I was asked, though, to re-rank the teams according to my usual calculus. A regular reader suggested that, although a knockout tournament is very good at selecting the best, it may not be so good at ranking the rest. Thus, I plugged the scores from the tournament alone into my formula and arrived at the following:
Not only did Gent and Helsinki out-perform expectations, they out-performed most of the field!
"Running Up the Score"
I know my attitude about a blow-out bout is not commonly supported by skaters. Skaters want to play against the best their opponent has to offer, and many are concerned that a winning opponent may "take pity" on them. Ballistic Whistle himself said that he "would never want any team Brawling plays against to go easy on us at all, regardless of what level" and thus would expect his team to do the same against whomever they're playing.
Let me go on record saying I never advocate taking pity on an opponent in competition. Ever.
I do feel, however, that a blow out bout in which the winning team does nothing different is a missed opportunity. Trying new skaters, new tactics, new plays in training is only so good. Try as you might, your own team can't quite be jedi-mind-tricked into not knowing what's coming and reacting naturally.
However, the other team already is. Even if they've scouted your previous bouts, they don't know what you've got to try out. Thus, once the game's already in the bag, it's the perfect time to experiment.

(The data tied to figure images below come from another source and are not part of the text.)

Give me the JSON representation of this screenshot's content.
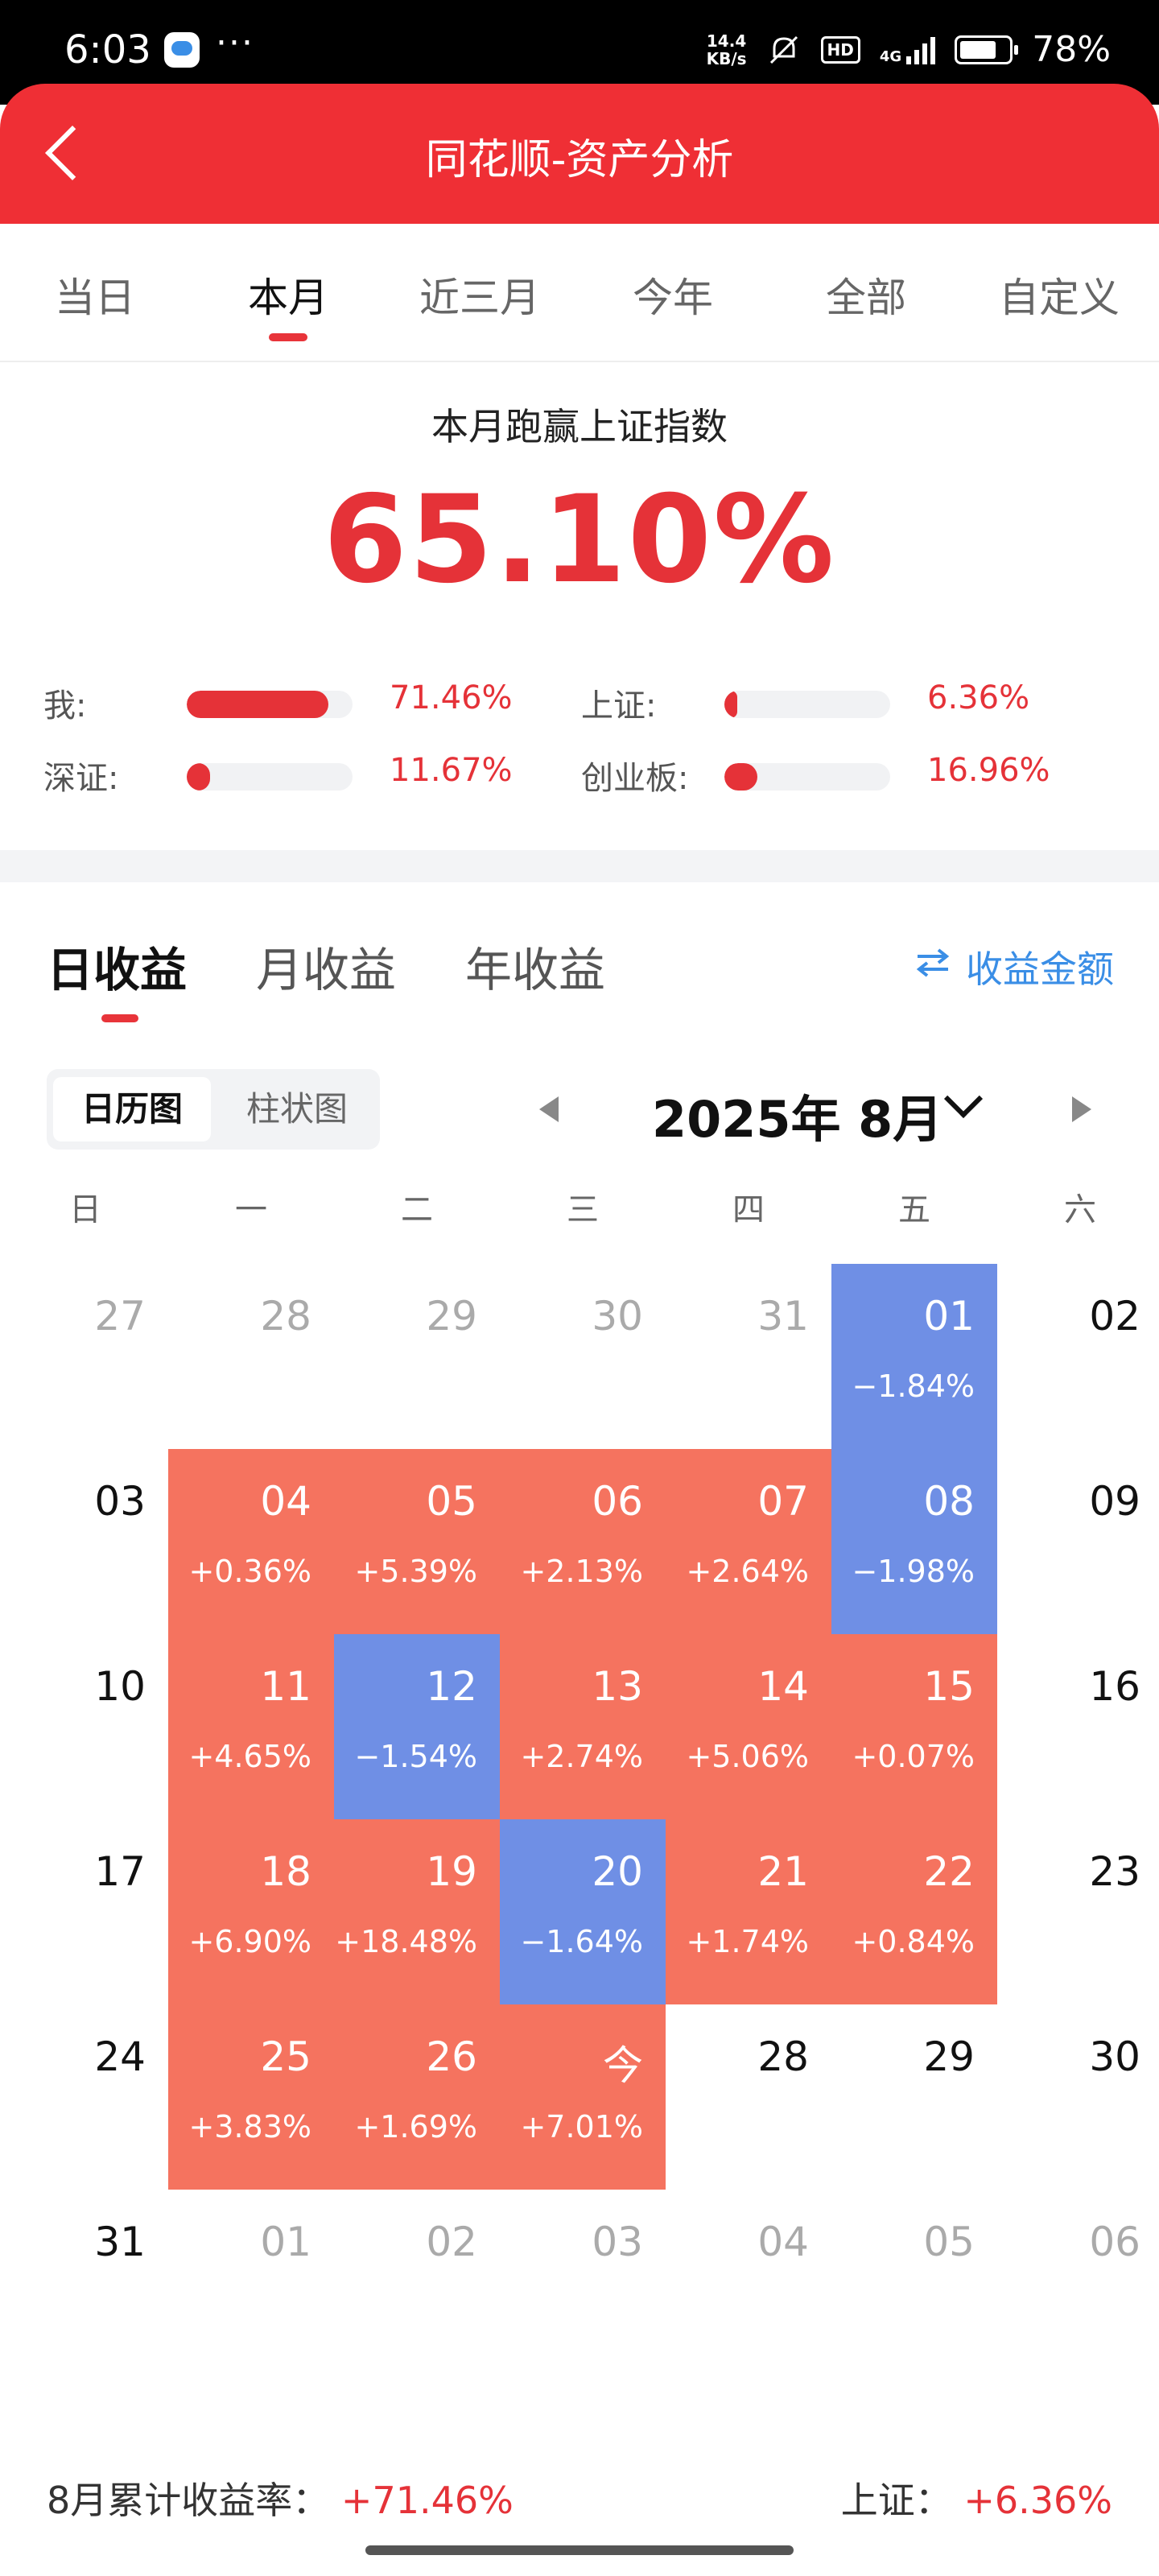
{
  "status_bar": {
    "time": "6:03",
    "dots": "···",
    "net_speed_value": "14.4",
    "net_speed_unit": "KB/s",
    "hd": "HD",
    "network": "4G",
    "battery": "78%",
    "icons": [
      "message-icon",
      "mute-icon",
      "signal-icon",
      "battery-icon"
    ]
  },
  "header": {
    "title": "同花顺-资产分析",
    "back_icon": "chevron-left-icon"
  },
  "period_tabs": {
    "selected": "本月",
    "items": [
      "当日",
      "本月",
      "近三月",
      "今年",
      "全部",
      "自定义"
    ]
  },
  "summary": {
    "label": "本月跑赢上证指数",
    "value": "65.10%",
    "comparisons": [
      {
        "label": "我:",
        "value": "71.46%",
        "fill": 0.8546
      },
      {
        "label": "上证:",
        "value": "6.36%",
        "fill": 0.08
      },
      {
        "label": "深证:",
        "value": "11.67%",
        "fill": 0.14
      },
      {
        "label": "创业板:",
        "value": "16.96%",
        "fill": 0.2
      }
    ]
  },
  "income_tabs": {
    "selected": "日收益",
    "items": [
      "日收益",
      "月收益",
      "年收益"
    ],
    "amount_toggle": "收益金额",
    "amount_toggle_icon": "swap-icon"
  },
  "view_toggle": {
    "selected": "日历图",
    "items": [
      "日历图",
      "柱状图"
    ]
  },
  "calendar": {
    "month_label": "2025年 8月",
    "weekdays": [
      "日",
      "一",
      "二",
      "三",
      "四",
      "五",
      "六"
    ],
    "weeks": [
      [
        {
          "day": "27",
          "type": "other"
        },
        {
          "day": "28",
          "type": "other"
        },
        {
          "day": "29",
          "type": "other"
        },
        {
          "day": "30",
          "type": "other"
        },
        {
          "day": "31",
          "type": "other"
        },
        {
          "day": "01",
          "type": "down",
          "ret": "−1.84%"
        },
        {
          "day": "02",
          "type": "empty"
        }
      ],
      [
        {
          "day": "03",
          "type": "empty"
        },
        {
          "day": "04",
          "type": "up",
          "ret": "+0.36%"
        },
        {
          "day": "05",
          "type": "up",
          "ret": "+5.39%"
        },
        {
          "day": "06",
          "type": "up",
          "ret": "+2.13%"
        },
        {
          "day": "07",
          "type": "up",
          "ret": "+2.64%"
        },
        {
          "day": "08",
          "type": "down",
          "ret": "−1.98%"
        },
        {
          "day": "09",
          "type": "empty"
        }
      ],
      [
        {
          "day": "10",
          "type": "empty"
        },
        {
          "day": "11",
          "type": "up",
          "ret": "+4.65%"
        },
        {
          "day": "12",
          "type": "down",
          "ret": "−1.54%"
        },
        {
          "day": "13",
          "type": "up",
          "ret": "+2.74%"
        },
        {
          "day": "14",
          "type": "up",
          "ret": "+5.06%"
        },
        {
          "day": "15",
          "type": "up",
          "ret": "+0.07%"
        },
        {
          "day": "16",
          "type": "empty"
        }
      ],
      [
        {
          "day": "17",
          "type": "empty"
        },
        {
          "day": "18",
          "type": "up",
          "ret": "+6.90%"
        },
        {
          "day": "19",
          "type": "up",
          "ret": "+18.48%"
        },
        {
          "day": "20",
          "type": "down",
          "ret": "−1.64%"
        },
        {
          "day": "21",
          "type": "up",
          "ret": "+1.74%"
        },
        {
          "day": "22",
          "type": "up",
          "ret": "+0.84%"
        },
        {
          "day": "23",
          "type": "empty"
        }
      ],
      [
        {
          "day": "24",
          "type": "empty"
        },
        {
          "day": "25",
          "type": "up",
          "ret": "+3.83%"
        },
        {
          "day": "26",
          "type": "up",
          "ret": "+1.69%"
        },
        {
          "day": "今",
          "type": "up",
          "ret": "+7.01%"
        },
        {
          "day": "28",
          "type": "empty"
        },
        {
          "day": "29",
          "type": "empty"
        },
        {
          "day": "30",
          "type": "empty"
        }
      ],
      [
        {
          "day": "31",
          "type": "empty"
        },
        {
          "day": "01",
          "type": "other"
        },
        {
          "day": "02",
          "type": "other"
        },
        {
          "day": "03",
          "type": "other"
        },
        {
          "day": "04",
          "type": "other"
        },
        {
          "day": "05",
          "type": "other"
        },
        {
          "day": "06",
          "type": "other"
        }
      ]
    ]
  },
  "footer": {
    "cumulative_label": "8月累计收益率：",
    "cumulative_value": "+71.46%",
    "index_label": "上证：",
    "index_value": "+6.36%"
  },
  "colors": {
    "brand_red": "#ef2f35",
    "gain_cell": "#f5735f",
    "loss_cell": "#6f8fe5",
    "link_blue": "#3a8ee6"
  }
}
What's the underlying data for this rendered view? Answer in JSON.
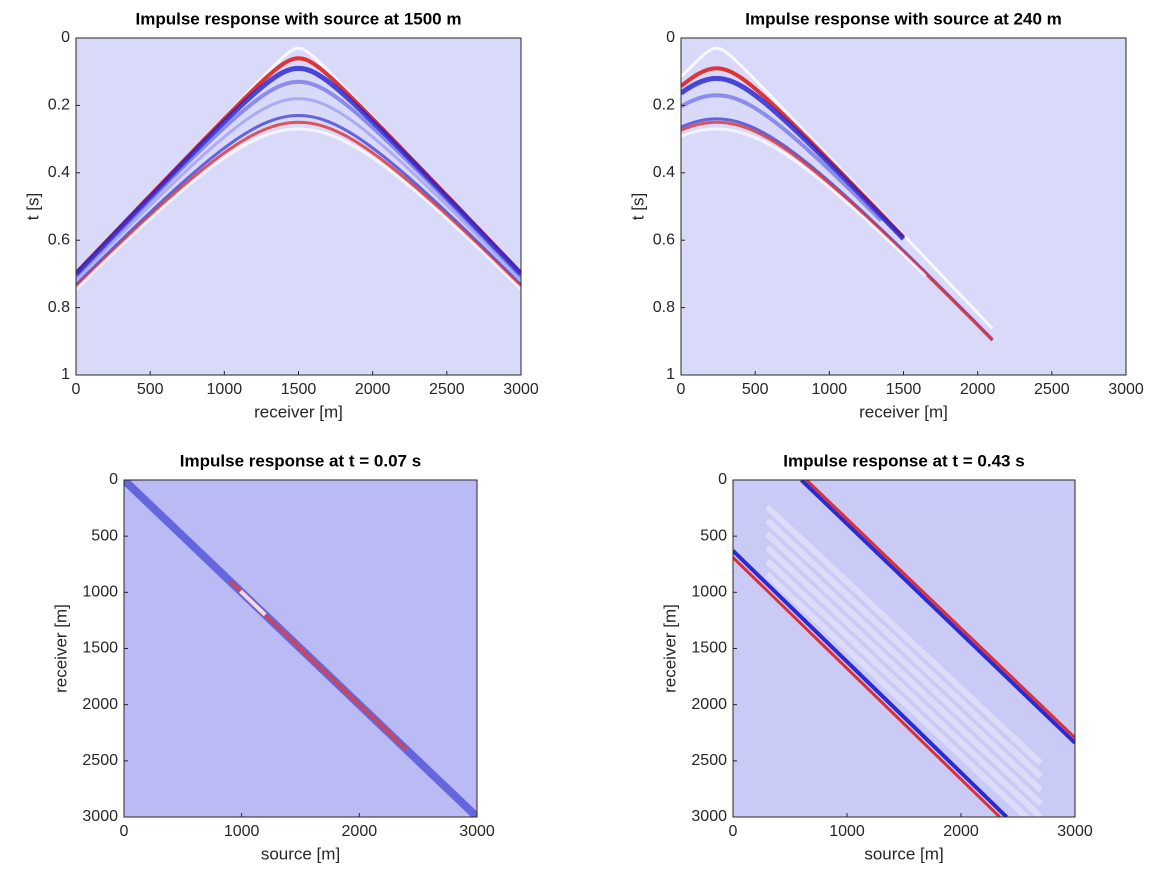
{
  "chart_data": [
    {
      "type": "heatmap",
      "title": "Impulse response with source at 1500 m",
      "xlabel": "receiver [m]",
      "ylabel": "t [s]",
      "xlim": [
        0,
        3000
      ],
      "ylim": [
        0,
        1
      ],
      "y_reversed": true,
      "xticks": [
        0,
        500,
        1000,
        1500,
        2000,
        2500,
        3000
      ],
      "yticks": [
        0,
        0.2,
        0.4,
        0.6,
        0.8,
        1
      ],
      "background": "#d9d9fa"
    },
    {
      "type": "heatmap",
      "title": "Impulse response with source  at 240 m",
      "xlabel": "receiver [m]",
      "ylabel": "t [s]",
      "xlim": [
        0,
        3000
      ],
      "ylim": [
        0,
        1
      ],
      "y_reversed": true,
      "xticks": [
        0,
        500,
        1000,
        1500,
        2000,
        2500,
        3000
      ],
      "yticks": [
        0,
        0.2,
        0.4,
        0.6,
        0.8,
        1
      ],
      "background": "#d9d9fa"
    },
    {
      "type": "heatmap",
      "title": "Impulse response at t = 0.07 s",
      "xlabel": "source [m]",
      "ylabel": "receiver [m]",
      "xlim": [
        0,
        3000
      ],
      "ylim": [
        0,
        3000
      ],
      "y_reversed": true,
      "xticks": [
        0,
        1000,
        2000,
        3000
      ],
      "yticks": [
        0,
        500,
        1000,
        1500,
        2000,
        2500,
        3000
      ],
      "background": "#babaf5"
    },
    {
      "type": "heatmap",
      "title": "Impulse response at t = 0.43 s",
      "xlabel": "source [m]",
      "ylabel": "receiver [m]",
      "xlim": [
        0,
        3000
      ],
      "ylim": [
        0,
        3000
      ],
      "y_reversed": true,
      "xticks": [
        0,
        1000,
        2000,
        3000
      ],
      "yticks": [
        0,
        500,
        1000,
        1500,
        2000,
        2500,
        3000
      ],
      "background": "#cacaf7"
    }
  ]
}
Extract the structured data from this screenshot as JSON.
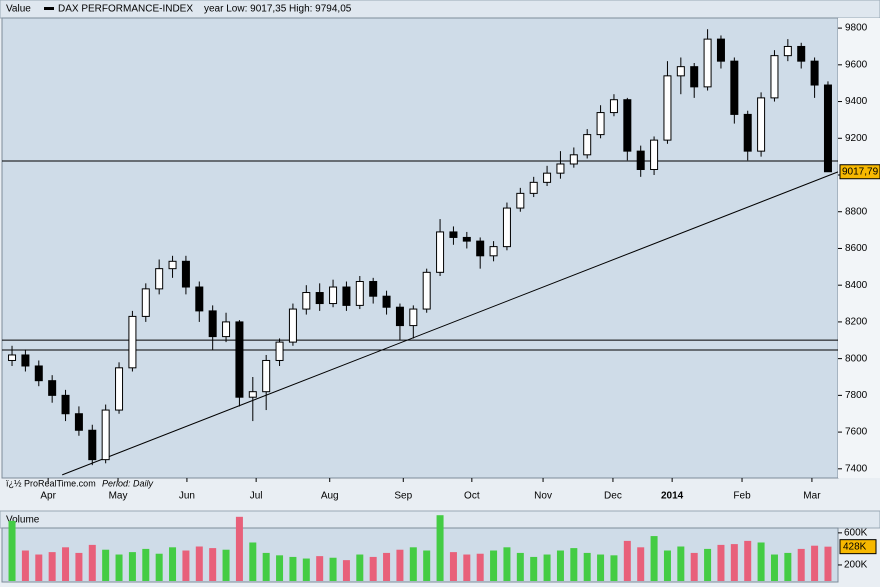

This LRG did. Against Auld Reekie, they gave the star to more than a few skaters I've never seen jam for them before. This is a huge show of sportsmanship toward your own skaters. Giving them time to jam on the tournament track in the uniform of the best team in Europe is a massive vote of confidence in them, and shows that London Brawling are more than their top skaters.
As much as I dislike a blow-out bout, I think LRG actually deserve a round of applause for the way they conducted themselves in a tournament that they knew they were going to win by a very large margin.